Então? Isso: concordemos e discordemos do velho Chomsky, cuja filiação mais antiga era a cabala (seu pai era rabino); não é necessário aniquilar nem endeusar o Noam; aliás, de preferência nunca fazer isso com ninguém. Quem diria, ainda finalizo com uma moral, hein?



2 comentários:

disse...

Parece que o pessoal da academia tem medo das coisas simples?

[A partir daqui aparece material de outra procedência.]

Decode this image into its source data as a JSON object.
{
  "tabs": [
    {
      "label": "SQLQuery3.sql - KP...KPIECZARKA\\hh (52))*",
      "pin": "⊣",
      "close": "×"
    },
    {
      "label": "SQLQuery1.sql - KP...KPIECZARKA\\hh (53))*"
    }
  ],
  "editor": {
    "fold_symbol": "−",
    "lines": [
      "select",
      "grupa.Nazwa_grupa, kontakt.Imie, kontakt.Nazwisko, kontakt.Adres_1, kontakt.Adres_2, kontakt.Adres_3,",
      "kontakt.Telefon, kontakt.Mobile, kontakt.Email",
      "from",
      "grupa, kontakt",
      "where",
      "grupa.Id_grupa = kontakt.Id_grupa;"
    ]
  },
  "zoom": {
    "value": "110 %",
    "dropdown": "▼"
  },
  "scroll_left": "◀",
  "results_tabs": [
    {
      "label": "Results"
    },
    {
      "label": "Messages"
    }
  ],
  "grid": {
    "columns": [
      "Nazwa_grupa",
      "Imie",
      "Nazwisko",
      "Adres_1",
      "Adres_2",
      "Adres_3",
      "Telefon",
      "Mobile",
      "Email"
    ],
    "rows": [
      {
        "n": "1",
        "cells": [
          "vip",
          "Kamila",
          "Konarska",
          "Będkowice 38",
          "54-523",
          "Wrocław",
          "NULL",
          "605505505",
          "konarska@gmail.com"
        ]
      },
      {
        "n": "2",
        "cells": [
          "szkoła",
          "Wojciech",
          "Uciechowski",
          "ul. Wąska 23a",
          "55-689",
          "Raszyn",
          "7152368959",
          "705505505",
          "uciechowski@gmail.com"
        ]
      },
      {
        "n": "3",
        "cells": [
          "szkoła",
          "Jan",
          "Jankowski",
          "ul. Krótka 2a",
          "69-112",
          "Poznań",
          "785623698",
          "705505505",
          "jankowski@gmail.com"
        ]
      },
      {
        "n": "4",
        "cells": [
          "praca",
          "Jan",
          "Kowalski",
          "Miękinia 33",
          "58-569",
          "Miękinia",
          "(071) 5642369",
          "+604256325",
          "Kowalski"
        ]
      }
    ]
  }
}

Marcos Vinicius Gomes disse...

Bem, ponto para a coragem do Chomsky que dá a cara a tapa, mas zero pelas análises (na minha inócua opinião) estapafúrdias dele. Também tem um culto exacerbado ao Freud, que parece um santo que é venerado por psicanalistas. Experimente contestar o guru perto de um de seus adoradores e terá: ou o desprezo (isso porque eles não tem nada a acrescentar à 'ciência' psicanálise') ou os argumentos estapafúrdios que são comuns aos seguidores do guru (aquela visão rouseauniana de 'homem selvage', 'mal da civilização') e outras coisinhas que engordam editoras e aumentam o capitalismo cultural.